Thermal, mechanical and functional properties of cellulose acetate phthalate (CAP) coatings obtained from neutralized aqueous solutions

Abstract This study investigated the thermal, mechanical and functional properties of cellulose acetate phthalate (CAP) film coatings obtained from neutralized aqueous solutions. A novel salt forming agent, 2-amino-2-methyl-l-propanol (MAP), was used for the neutralization and dissolution of CAP in water. Triethylcitrate (TEC) was used as the plasticizer at 10–35% levels. Thermal and mechanical properties of free films plasticized with 10–35% TEC were evaluated by thermogravimetric analysis (TGA), thermal mechanical analysis (TMA) and dynamic mechanical spectroscopy (DMS). The physical stability of CAP/MAP films stored at 40 and 50°C was compared to ammoniated CAP films with respect to dissolution times in pH 6.8 buffer. Plasticized CAP/MAP films were also sprayed at three weight gains (6, 8 and 10%) onto acetylsalicylic acid (ASA) tablets (650 mg) using pan coating technology. The functional properties of the films were assessed for enteric integrity in 0.1 N HCI, drug release in pH 6.8 phosphate buffer and water permeability. Results have shown that CAP/MAP films plasticized with 25–35% TEC released ≤1% ASA after 2 h in 0.1 N HCl and > 95% after 1 h in buffer, thereby demonstrating their excellent functional properties. These films had high permeability to water/acid which makes them unsuitable for acid-labile drugs, since water/HCl would penetrate rapidly into the tablet core and degrade the drug. Neither the T g nor E ′ values differed significantly for films that showed satisfactory functional properties.
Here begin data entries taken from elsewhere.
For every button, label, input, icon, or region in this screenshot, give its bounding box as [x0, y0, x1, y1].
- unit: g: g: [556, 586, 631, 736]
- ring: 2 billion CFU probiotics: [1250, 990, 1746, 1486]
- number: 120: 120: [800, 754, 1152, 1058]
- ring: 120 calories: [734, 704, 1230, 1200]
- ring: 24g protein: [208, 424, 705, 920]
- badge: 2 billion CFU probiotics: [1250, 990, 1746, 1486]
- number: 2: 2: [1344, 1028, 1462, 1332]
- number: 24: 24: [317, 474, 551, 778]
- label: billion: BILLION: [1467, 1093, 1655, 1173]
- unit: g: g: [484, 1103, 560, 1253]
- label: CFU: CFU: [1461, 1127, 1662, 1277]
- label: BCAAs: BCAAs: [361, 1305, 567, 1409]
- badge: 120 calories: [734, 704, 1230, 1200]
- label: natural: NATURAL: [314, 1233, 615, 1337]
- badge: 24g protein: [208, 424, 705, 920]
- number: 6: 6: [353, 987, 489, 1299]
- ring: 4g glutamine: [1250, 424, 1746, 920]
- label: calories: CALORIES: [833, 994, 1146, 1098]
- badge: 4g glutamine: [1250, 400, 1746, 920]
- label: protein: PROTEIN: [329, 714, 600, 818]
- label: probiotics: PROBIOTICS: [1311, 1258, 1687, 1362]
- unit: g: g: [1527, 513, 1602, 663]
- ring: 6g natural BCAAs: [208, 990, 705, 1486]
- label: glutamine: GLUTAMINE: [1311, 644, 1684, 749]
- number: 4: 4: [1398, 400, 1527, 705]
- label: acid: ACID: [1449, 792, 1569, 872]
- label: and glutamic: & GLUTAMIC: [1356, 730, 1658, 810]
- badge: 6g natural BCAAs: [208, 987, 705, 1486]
Films were stiff and brittle with E ′ values in the range of 2–3 × 10 9 Pa and T g values of 108–112°C. TEC appeared to have limited solubility in the CAP/MAP polymer with reduced plasticization effects at concentrations higher than 20–25%. CAP/MAP free films were found to be superior to ammoniated CAP films with respect to extent of aging when stored at 40°C. The results clearly showed the potential use of plasticized CAP/MAP films as an enteric film former for pharmaceutical products.